Read about Austin Wong's experience in Argentina during his time as an intern in the CFHI: Primary Care and Social Medicine program.
Six weeks ago, I took my first step off the airport bus into the streets of Buenos Aires. Instantly, a rush of new sights and sounds jumped out at me. Apartments and offices of varying styles towered over me from all sides. Graffiti lined the buildings. A steady stream of buses and taxis could be heard a block away. Piles of garbage circled the tree nearby the overflowing dumpster. Unfamiliar words and faces strolled by me. And the odor of dog poop marked its presence in the air. The quiet, peaceful, open feeling of the Cascades and its fresh, crisp air were nowhere to be found. I had arrived in a completely different environment. And I was well aware of it.

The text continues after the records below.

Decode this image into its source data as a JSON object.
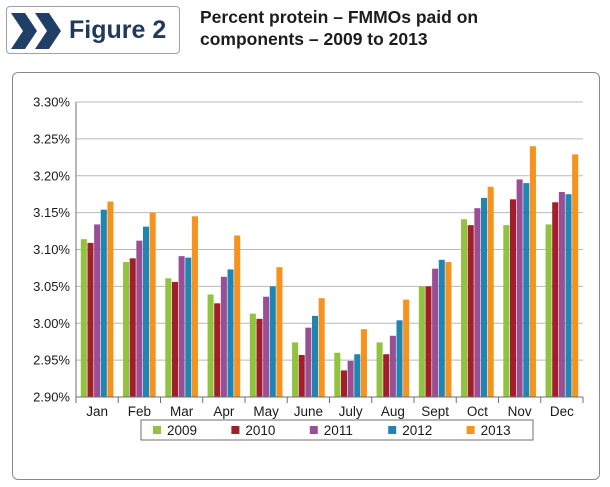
{
  "figure_label": "Figure 2",
  "title_lines": [
    "Percent protein – FMMOs paid on",
    "components – 2009 to 2013"
  ],
  "colors": {
    "2009": "#92c33e",
    "2010": "#a11f2b",
    "2011": "#9a4f95",
    "2012": "#1f86b3",
    "2013": "#f6921e",
    "chevron": "#1f3f66",
    "accent_border": "#9aa3ad"
  },
  "chart_data": {
    "type": "bar",
    "title": "Percent protein – FMMOs paid on components – 2009 to 2013",
    "xlabel": "",
    "ylabel": "",
    "ylim": [
      2.9,
      3.3
    ],
    "yticks": [
      "3.30%",
      "3.25%",
      "3.20%",
      "3.15%",
      "3.10%",
      "3.05%",
      "3.00%",
      "2.95%",
      "2.90%"
    ],
    "ytick_values": [
      3.3,
      3.25,
      3.2,
      3.15,
      3.1,
      3.05,
      3.0,
      2.95,
      2.9
    ],
    "grid": true,
    "legend_position": "bottom",
    "categories": [
      "Jan",
      "Feb",
      "Mar",
      "Apr",
      "May",
      "June",
      "July",
      "Aug",
      "Sept",
      "Oct",
      "Nov",
      "Dec"
    ],
    "series": [
      {
        "name": "2009",
        "color": "#92c33e",
        "values": [
          3.114,
          3.083,
          3.061,
          3.039,
          3.013,
          2.974,
          2.96,
          2.974,
          3.05,
          3.141,
          3.133,
          3.134
        ]
      },
      {
        "name": "2010",
        "color": "#a11f2b",
        "values": [
          3.109,
          3.088,
          3.056,
          3.027,
          3.006,
          2.957,
          2.936,
          2.958,
          3.05,
          3.133,
          3.168,
          3.164
        ]
      },
      {
        "name": "2011",
        "color": "#9a4f95",
        "values": [
          3.134,
          3.112,
          3.091,
          3.063,
          3.036,
          2.994,
          2.949,
          2.983,
          3.074,
          3.156,
          3.195,
          3.178
        ]
      },
      {
        "name": "2012",
        "color": "#1f86b3",
        "values": [
          3.154,
          3.131,
          3.089,
          3.073,
          3.05,
          3.01,
          2.958,
          3.004,
          3.086,
          3.17,
          3.19,
          3.175
        ]
      },
      {
        "name": "2013",
        "color": "#f6921e",
        "values": [
          3.165,
          3.15,
          3.145,
          3.119,
          3.076,
          3.034,
          2.992,
          3.032,
          3.083,
          3.185,
          3.24,
          3.229
        ]
      }
    ]
  }
}
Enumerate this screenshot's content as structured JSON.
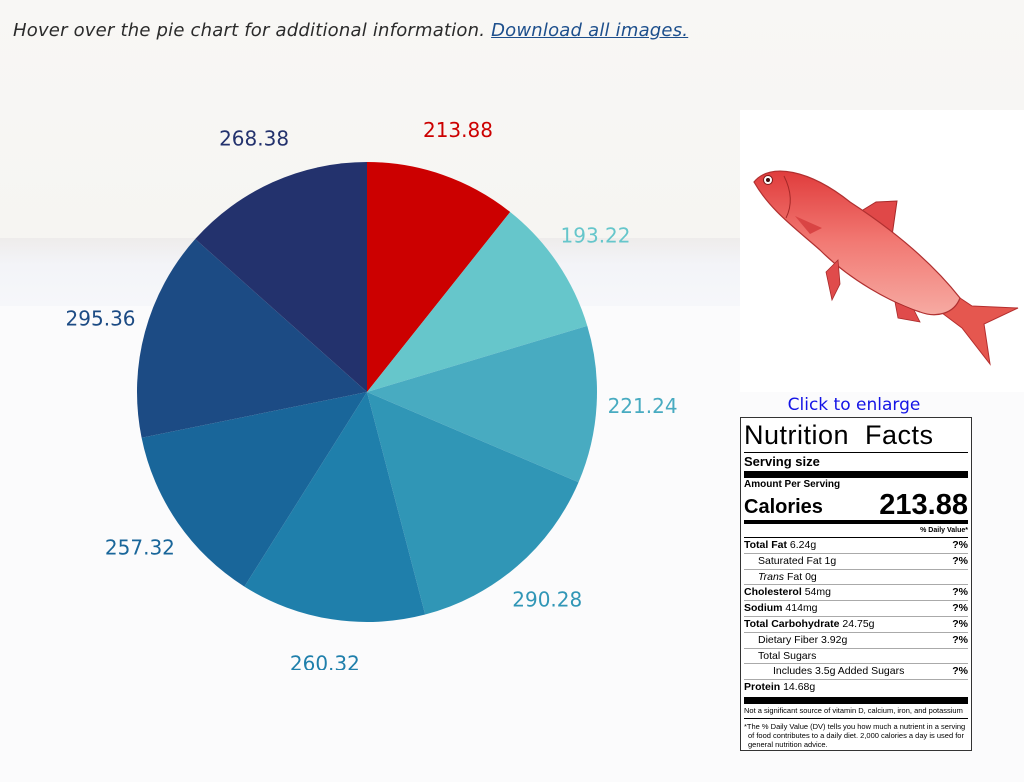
{
  "intro": {
    "text": "Hover over the pie chart for additional information.",
    "link": "Download all images."
  },
  "chart_data": {
    "type": "pie",
    "values": [
      213.88,
      193.22,
      221.24,
      290.28,
      260.32,
      257.32,
      295.36,
      268.38
    ],
    "labels": [
      "213.88",
      "193.22",
      "221.24",
      "290.28",
      "260.32",
      "257.32",
      "295.36",
      "268.38"
    ],
    "colors": [
      "#cc0000",
      "#66c6cb",
      "#48abc1",
      "#3096b6",
      "#1f7fab",
      "#19669a",
      "#1c4b84",
      "#23326d"
    ],
    "start": "12 o'clock",
    "direction": "clockwise"
  },
  "image": {
    "enlarge_label": "Click to enlarge"
  },
  "nutrition": {
    "title": "Nutrition Facts",
    "serving_size": "Serving size",
    "amount_per_serving": "Amount Per Serving",
    "calories_label": "Calories",
    "calories": "213.88",
    "daily_value_header": "% Daily Value*",
    "rows": [
      {
        "name": "Total Fat",
        "amount": "6.24g",
        "bold": true,
        "pct": "?%"
      },
      {
        "name": "Saturated Fat",
        "amount": "1g",
        "bold": false,
        "pct": "?%"
      },
      {
        "name": "Trans",
        "name_rest": "Fat",
        "amount": "0g",
        "bold": false,
        "pct": ""
      },
      {
        "name": "Cholesterol",
        "amount": "54mg",
        "bold": true,
        "pct": "?%"
      },
      {
        "name": "Sodium",
        "amount": "414mg",
        "bold": true,
        "pct": "?%"
      },
      {
        "name": "Total Carbohydrate",
        "amount": "24.75g",
        "bold": true,
        "pct": "?%"
      },
      {
        "name": "Dietary Fiber",
        "amount": "3.92g",
        "bold": false,
        "pct": "?%"
      },
      {
        "name": "Total Sugars",
        "amount": "",
        "bold": false,
        "pct": ""
      },
      {
        "name": "Includes 3.5g Added Sugars",
        "amount": "",
        "bold": false,
        "pct": "?%"
      },
      {
        "name": "Protein",
        "amount": "14.68g",
        "bold": true,
        "pct": ""
      }
    ],
    "note": "Not a significant source of vitamin D, calcium, iron, and potassium",
    "footnote": "*The % Daily Value (DV) tells you how much a nutrient in a serving of food contributes to a daily diet. 2,000 calories a day is used for general nutrition advice."
  }
}
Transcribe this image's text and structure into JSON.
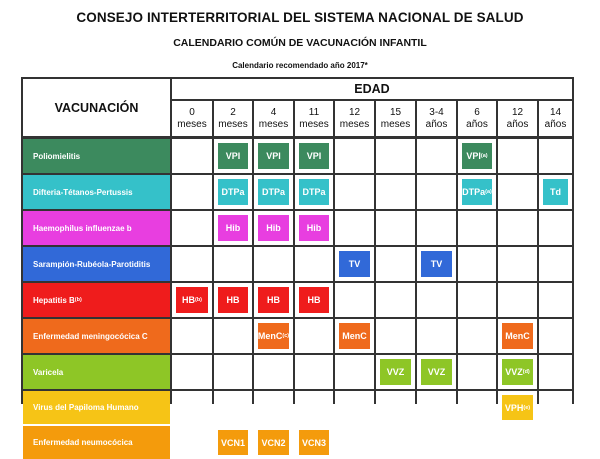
{
  "title": "CONSEJO INTERTERRITORIAL DEL SISTEMA NACIONAL DE SALUD",
  "subtitle": "CALENDARIO COMÚN DE VACUNACIÓN INFANTIL",
  "note": "Calendario recomendado año 2017*",
  "vaccine_header": "VACUNACIÓN",
  "age_header": "EDAD",
  "ages": [
    {
      "num": "0",
      "unit": "meses"
    },
    {
      "num": "2",
      "unit": "meses"
    },
    {
      "num": "4",
      "unit": "meses"
    },
    {
      "num": "11",
      "unit": "meses"
    },
    {
      "num": "12",
      "unit": "meses"
    },
    {
      "num": "15",
      "unit": "meses"
    },
    {
      "num": "3-4",
      "unit": "años"
    },
    {
      "num": "6",
      "unit": "años"
    },
    {
      "num": "12",
      "unit": "años"
    },
    {
      "num": "14",
      "unit": "años"
    }
  ],
  "rows": [
    {
      "name": "Poliomielitis",
      "name_sup": "",
      "color": "#3c8a5e",
      "cells": [
        {
          "col": 1,
          "text": "VPI",
          "sup": ""
        },
        {
          "col": 2,
          "text": "VPI",
          "sup": ""
        },
        {
          "col": 3,
          "text": "VPI",
          "sup": ""
        },
        {
          "col": 7,
          "text": "VPI",
          "sup": "(a)"
        }
      ]
    },
    {
      "name": "Difteria-Tétanos-Pertussis",
      "name_sup": "",
      "color": "#35c1c9",
      "cells": [
        {
          "col": 1,
          "text": "DTPa",
          "sup": ""
        },
        {
          "col": 2,
          "text": "DTPa",
          "sup": ""
        },
        {
          "col": 3,
          "text": "DTPa",
          "sup": ""
        },
        {
          "col": 7,
          "text": "DTPa",
          "sup": "(a)"
        },
        {
          "col": 9,
          "text": "Td",
          "sup": ""
        }
      ]
    },
    {
      "name": "Haemophilus influenzae b",
      "name_sup": "",
      "color": "#e83ee0",
      "cells": [
        {
          "col": 1,
          "text": "Hib",
          "sup": ""
        },
        {
          "col": 2,
          "text": "Hib",
          "sup": ""
        },
        {
          "col": 3,
          "text": "Hib",
          "sup": ""
        }
      ]
    },
    {
      "name": "Sarampión-Rubéola-Parotiditis",
      "name_sup": "",
      "color": "#3169d8",
      "cells": [
        {
          "col": 4,
          "text": "TV",
          "sup": ""
        },
        {
          "col": 6,
          "text": "TV",
          "sup": ""
        }
      ]
    },
    {
      "name": "Hepatitis B",
      "name_sup": "(b)",
      "color": "#ef1c1c",
      "cells": [
        {
          "col": 0,
          "text": "HB",
          "sup": "(b)"
        },
        {
          "col": 1,
          "text": "HB",
          "sup": ""
        },
        {
          "col": 2,
          "text": "HB",
          "sup": ""
        },
        {
          "col": 3,
          "text": "HB",
          "sup": ""
        }
      ]
    },
    {
      "name": "Enfermedad meningocócica C",
      "name_sup": "",
      "color": "#ef6a1c",
      "cells": [
        {
          "col": 2,
          "text": "MenC",
          "sup": "(c)"
        },
        {
          "col": 4,
          "text": "MenC",
          "sup": ""
        },
        {
          "col": 8,
          "text": "MenC",
          "sup": ""
        }
      ]
    },
    {
      "name": "Varicela",
      "name_sup": "",
      "color": "#8ec626",
      "cells": [
        {
          "col": 5,
          "text": "VVZ",
          "sup": ""
        },
        {
          "col": 6,
          "text": "VVZ",
          "sup": ""
        },
        {
          "col": 8,
          "text": "VVZ",
          "sup": "(d)"
        }
      ]
    },
    {
      "name": "Virus del Papiloma Humano",
      "name_sup": "",
      "color": "#f6c416",
      "cells": [
        {
          "col": 8,
          "text": "VPH",
          "sup": "(e)"
        }
      ]
    },
    {
      "name": "Enfermedad neumocócica",
      "name_sup": "",
      "color": "#f49b0c",
      "cells": [
        {
          "col": 1,
          "text": "VCN1",
          "sup": ""
        },
        {
          "col": 2,
          "text": "VCN2",
          "sup": ""
        },
        {
          "col": 3,
          "text": "VCN3",
          "sup": ""
        }
      ]
    }
  ]
}
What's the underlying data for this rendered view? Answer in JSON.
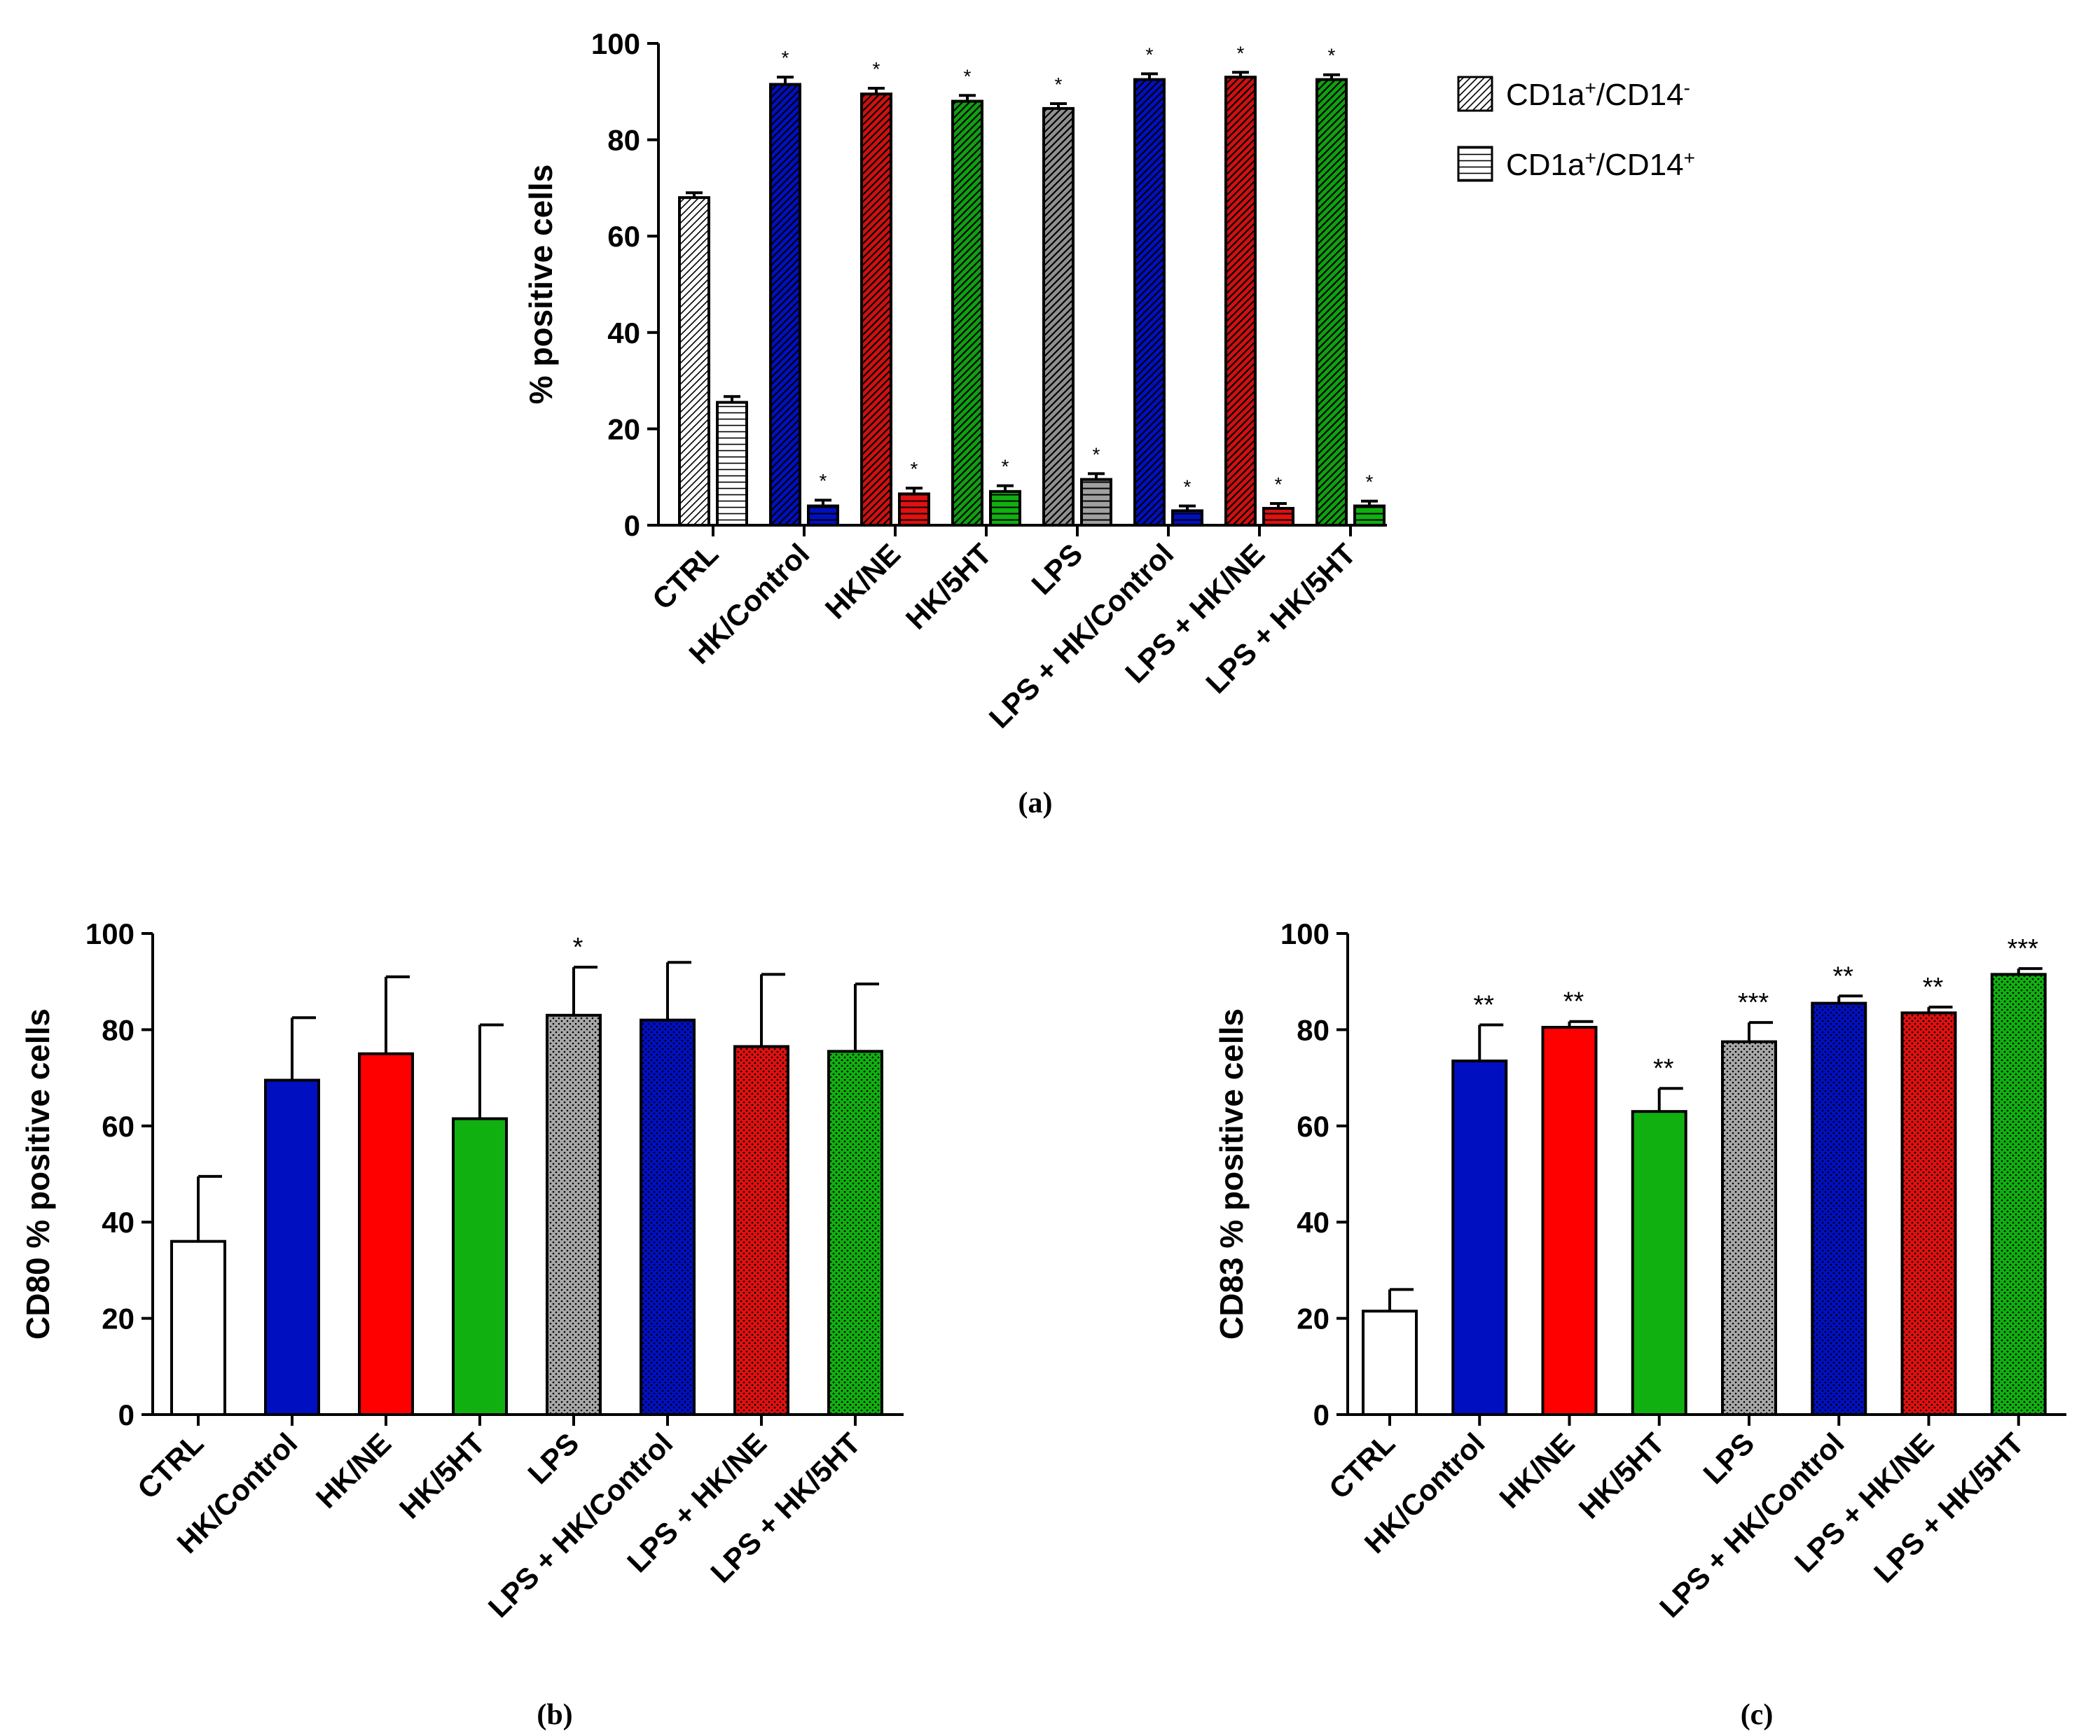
{
  "chart_data": [
    {
      "id": "a",
      "type": "bar",
      "panel_label": "(a)",
      "ylabel": "% positive cells",
      "xlabel": "",
      "ylim": [
        0,
        100
      ],
      "yticks": [
        0,
        20,
        40,
        60,
        80,
        100
      ],
      "categories": [
        "CTRL",
        "HK/Control",
        "HK/NE",
        "HK/5HT",
        "LPS",
        "LPS + HK/Control",
        "LPS + HK/NE",
        "LPS + HK/5HT"
      ],
      "category_colors": [
        "#ffffff",
        "#0010c0",
        "#e01010",
        "#10b010",
        "#a0a0a0",
        "#0010c0",
        "#e01010",
        "#10b010"
      ],
      "legend_position": "top-right",
      "series": [
        {
          "name": "CD1a⁺/CD14⁻",
          "name_base": "CD1a",
          "name_sup1": "+",
          "name_mid": "/CD14",
          "name_sup2": "-",
          "pattern": "diagonal",
          "values": [
            68,
            91.5,
            89.5,
            88,
            86.5,
            92.5,
            93,
            92.5
          ],
          "errors": [
            1.0,
            1.5,
            1.2,
            1.2,
            1.0,
            1.2,
            1.0,
            1.0
          ],
          "significance": [
            "",
            "*",
            "*",
            "*",
            "*",
            "*",
            "*",
            "*"
          ]
        },
        {
          "name": "CD1a⁺/CD14⁺",
          "name_base": "CD1a",
          "name_sup1": "+",
          "name_mid": "/CD14",
          "name_sup2": "+",
          "pattern": "horizontal",
          "values": [
            25.5,
            4,
            6.5,
            7,
            9.5,
            3,
            3.5,
            4
          ],
          "errors": [
            1.2,
            1.2,
            1.2,
            1.2,
            1.2,
            1.0,
            1.0,
            1.0
          ],
          "significance": [
            "",
            "*",
            "*",
            "*",
            "*",
            "*",
            "*",
            "*"
          ]
        }
      ]
    },
    {
      "id": "b",
      "type": "bar",
      "panel_label": "(b)",
      "ylabel": "CD80 % positive cells",
      "xlabel": "",
      "ylim": [
        0,
        100
      ],
      "yticks": [
        0,
        20,
        40,
        60,
        80,
        100
      ],
      "categories": [
        "CTRL",
        "HK/Control",
        "HK/NE",
        "HK/5HT",
        "LPS",
        "LPS + HK/Control",
        "LPS + HK/NE",
        "LPS + HK/5HT"
      ],
      "category_colors": [
        "#ffffff",
        "#0010c0",
        "#ff0000",
        "#10b010",
        "#a0a0a0",
        "#0010c0",
        "#e01010",
        "#10b010"
      ],
      "dotted": [
        false,
        false,
        false,
        false,
        true,
        true,
        true,
        true
      ],
      "values": [
        36,
        69.5,
        75,
        61.5,
        83,
        82,
        76.5,
        75.5
      ],
      "errors": [
        13.5,
        13,
        16,
        19.5,
        10,
        12,
        15,
        14
      ],
      "significance": [
        "",
        "",
        "",
        "",
        "*",
        "",
        "",
        ""
      ]
    },
    {
      "id": "c",
      "type": "bar",
      "panel_label": "(c)",
      "ylabel": "CD83 % positive cells",
      "xlabel": "",
      "ylim": [
        0,
        100
      ],
      "yticks": [
        0,
        20,
        40,
        60,
        80,
        100
      ],
      "categories": [
        "CTRL",
        "HK/Control",
        "HK/NE",
        "HK/5HT",
        "LPS",
        "LPS + HK/Control",
        "LPS + HK/NE",
        "LPS + HK/5HT"
      ],
      "category_colors": [
        "#ffffff",
        "#0010c0",
        "#ff0000",
        "#10b010",
        "#a0a0a0",
        "#0010c0",
        "#e01010",
        "#10b010"
      ],
      "dotted": [
        false,
        false,
        false,
        false,
        true,
        true,
        true,
        true
      ],
      "values": [
        21.5,
        73.5,
        80.5,
        63,
        77.5,
        85.5,
        83.5,
        91.5
      ],
      "errors": [
        4.5,
        7.5,
        1.2,
        4.8,
        4,
        1.5,
        1.2,
        1.2
      ],
      "significance": [
        "",
        "**",
        "**",
        "**",
        "***",
        "**",
        "**",
        "***"
      ]
    }
  ]
}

Let’s fast forward to week five. I’ve adjusted to living in the city. I have a flow to my schedule, bouncing around from my internship to meeting up with friends to exploring the neighborhoods to finding more spots to call my own – those places where I can just go to recharge my batteries and feel at ease. The sounds that I exchange with other friends, coworkers, and strangers don’t seem quite as foreign anymore. I’m sitting in Raúl’s office, my supervisor and the General Projects Coordinator of Médicos del Mundo, discussing a paper about children’s rights. The first couple of weeks at the internship I had read some other papers that covered topics of general planning and philosophy too. I wondered, “Why am I reading these papers if I signed up for a public health internship?”
Then we came across a point in the paper that stressed the importance of including the child’s or adolescent’s perspective and opinion in the discussions of policies about childhood health and human rights. Raúl made an analogy to an anthropologist viewing another culture from inside that culture rather than from the point of view of his/her own upbringing. At that moment, I had an epiphany. I had been viewing everything from a pair of contact lenses preset to view health practices, Argentine culture and customs, and life in general in terms of how it would fit into my life and my way of doing things. Like my first step off the bus, I had compared everything to my upbringing, making note of all the differences. I regarded my idea of health as the definition of health when all along it had only been another man-made idea just like any other idea of what health or childhood should be.
With a slight adjustment to my thinking, I began contextualizing everything from then on. I asked myself why childhood rights (in regard to medical work) would be important to someone growing up in Buenos Aires instead of why they would be important to someone growing up in Salem, Oregon. Now, I try my best to remind myself to view things from a local perspective. A lot of us know this can be good to practice, but it can be quite easy to automatically fall back into our natural ways of thinking, especially over time. With enough repetition though, I believe we can re-wire our brains to open up our minds to new possibilities, making any experience abroad that much more powerful and meaningful.